Wow, what a fun issue! Another example of how Uncanny Inhumans has just been a wonderful science fiction/superhero romp, exploring new ideas in an inventive fashion. Sadly, next issue will be the last fully Inhuman installment of the series. From there the book will be dominated by cross-over issues with the IvX event; after which writer, Charles Soule, is set to step down from the book and it will likely end, relaunched in the form of the new title ‘The Royals.’ All of that should be quite exciting, but also kind of a shame because Uncanny has been such a fun and satisfying book with cool characters and inspiring new ideas. And this issue is no different.
I really like what the story does here in exploring the constructive and inexact nature of memory and recollection. Research in the field of cognitive psychology has shown that memory is rarely if ever perfect.
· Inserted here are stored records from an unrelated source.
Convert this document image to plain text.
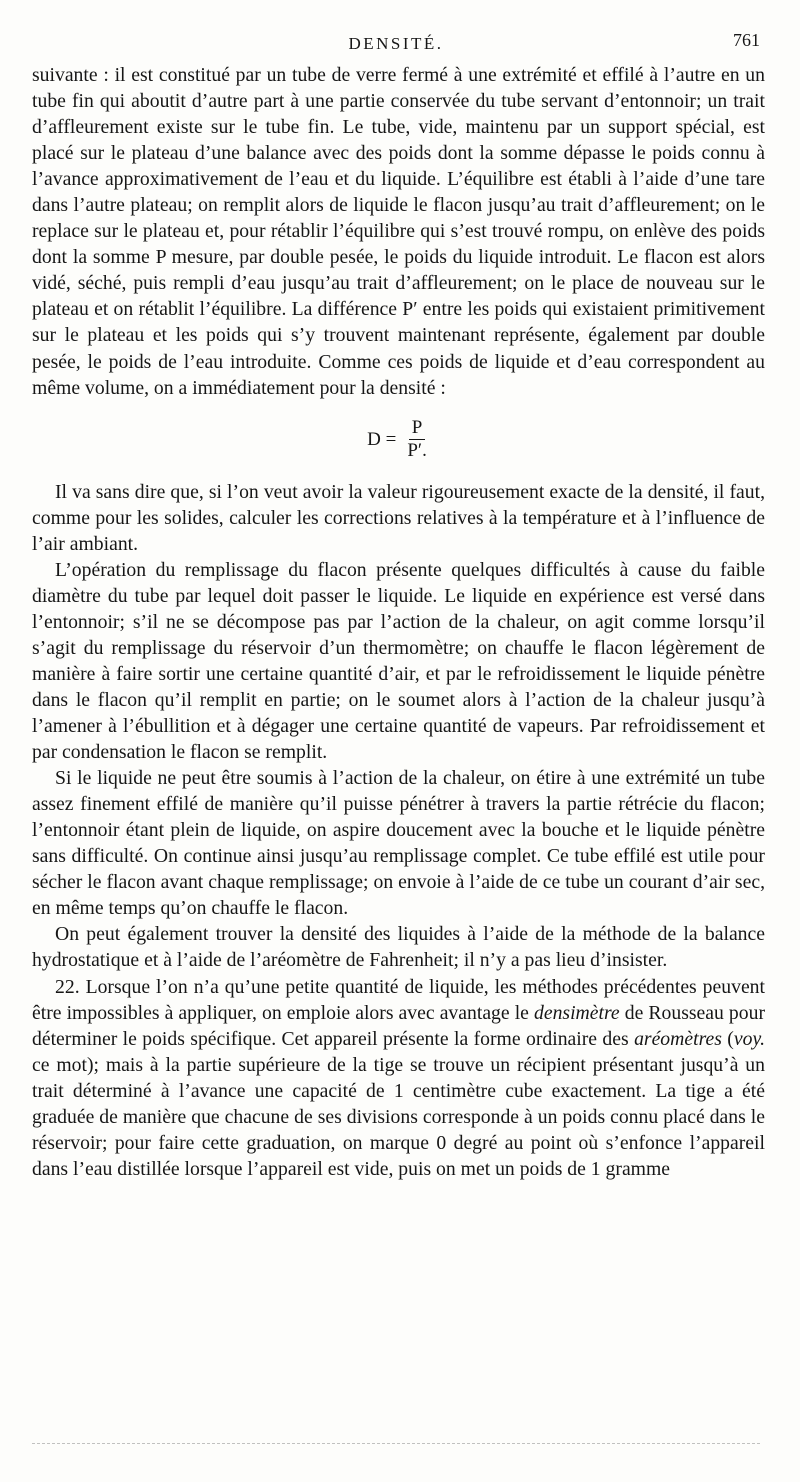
DENSITÉ.	761

suivante : il est constitué par un tube de verre fermé à une extrémité et effilé à l’autre en un tube fin qui aboutit d’autre part à une partie conservée du tube servant d’entonnoir; un trait d’affleurement existe sur le tube fin. Le tube, vide, maintenu par un support spécial, est placé sur le plateau d’une balance avec des poids dont la somme dépasse le poids connu à l’avance approximativement de l’eau et du liquide. L’équilibre est établi à l’aide d’une tare dans l’autre plateau; on remplit alors de liquide le flacon jusqu’au trait d’affleurement; on le replace sur le plateau et, pour rétablir l’équilibre qui s’est trouvé rompu, on enlève des poids dont la somme P mesure, par double pesée, le poids du liquide introduit. Le flacon est alors vidé, séché, puis rempli d’eau jusqu’au trait d’affleurement; on le place de nouveau sur le plateau et on rétablit l’équilibre. La différence P′ entre les poids qui existaient primitivement sur le plateau et les poids qui s’y trouvent maintenant représente, également par double pesée, le poids de l’eau introduite. Comme ces poids de liquide et d’eau correspondent au même volume, on a immédiatement pour la densité :

$D = \frac{P}{P'.}$

Il va sans dire que, si l’on veut avoir la valeur rigoureusement exacte de la densité, il faut, comme pour les solides, calculer les corrections relatives à la température et à l’influence de l’air ambiant.

L’opération du remplissage du flacon présente quelques difficultés à cause du faible diamètre du tube par lequel doit passer le liquide. Le liquide en expérience est versé dans l’entonnoir; s’il ne se décompose pas par l’action de la chaleur, on agit comme lorsqu’il s’agit du remplissage du réservoir d’un thermomètre; on chauffe le flacon légèrement de manière à faire sortir une certaine quantité d’air, et par le refroidissement le liquide pénètre dans le flacon qu’il remplit en partie; on le soumet alors à l’action de la chaleur jusqu’à l’amener à l’ébullition et à dégager une certaine quantité de vapeurs. Par refroidissement et par condensation le flacon se remplit.

Si le liquide ne peut être soumis à l’action de la chaleur, on étire à une extrémité un tube assez finement effilé de manière qu’il puisse pénétrer à travers la partie rétrécie du flacon; l’entonnoir étant plein de liquide, on aspire doucement avec la bouche et le liquide pénètre sans difficulté. On continue ainsi jusqu’au remplissage complet. Ce tube effilé est utile pour sécher le flacon avant chaque remplissage; on envoie à l’aide de ce tube un courant d’air sec, en même temps qu’on chauffe le flacon.

On peut également trouver la densité des liquides à l’aide de la méthode de la balance hydrostatique et à l’aide de l’aréomètre de Fahrenheit; il n’y a pas lieu d’insister.

22. Lorsque l’on n’a qu’une petite quantité de liquide, les méthodes précédentes peuvent être impossibles à appliquer, on emploie alors avec avantage le densimètre de Rousseau pour déterminer le poids spécifique. Cet appareil présente la forme ordinaire des aréomètres (voy. ce mot); mais à la partie supérieure de la tige se trouve un récipient présentant jusqu’à un trait déterminé à l’avance une capacité de 1 centimètre cube exactement. La tige a été graduée de manière que chacune de ses divisions corresponde à un poids connu placé dans le réservoir; pour faire cette graduation, on marque 0 degré au point où s’enfonce l’appareil dans l’eau distillée lorsque l’appareil est vide, puis on met un poids de 1 gramme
When we recall a memory, we take all of the various pieces of encoded information and reconstruct it back into a narrative. It’s an inexact process, quite prone to all manner of interference and obstacle. Assumptions, other memories, mis-recollections can all act to obscure the memory and produce an adulterated, inexact recall.
Psychologist, Elizabeth Loftus, has conducted some of the more renown studies on the inexact nature of memory. In her research on the ‘misinformation effect,’ Loftus and her colleagues found that memory can be affected and impaired by way of retroactive interference. This occurs when new information influences and shapes older, previously encoded information. For example, someone can be shown a short film of a person wearing a red shirt performing a task; and then later shown a picture of that same person wearing a blue shirt. Quite often, when asked to recall what they had seen in the film, individuals will incorrectly recall that the person in the film was wearing a blue shirt. New memories mix with old memories, creating confabulated, mixed memories.
Or as Virginia Wolfe once wrote:
“Memory is the seamstress, and a capricious one at that. Memory runs her needle in and out, up and down, hither and thither.”
In short, memory is not an exact process. And this important truth is underscored in this story-arc of Uncanny Inhumans. Just as memory is inexact so too it the re-manifested Auran an inexact being. She is a confabulated amalgam, both incomplete as well as boundless. The fact that Auran has been able to take Black Bolt’s voice, that she can now wield near unlimited destruction with her words, further augments the symbolism.
False memories, after all, can be hugely destructive. False memories have resulted in innocent people being sent to prison, they have ripped families apart, they add to prejudice and bigotry. The ‘capricious seamstress’ of memory is pure havoc, and it is wonderfully represented in an incomplete Auran armed with an ultra-destructive voice.
I cannot wait to see how this story resolves. Highly recommended. Four and a half out of Five Lockjaws.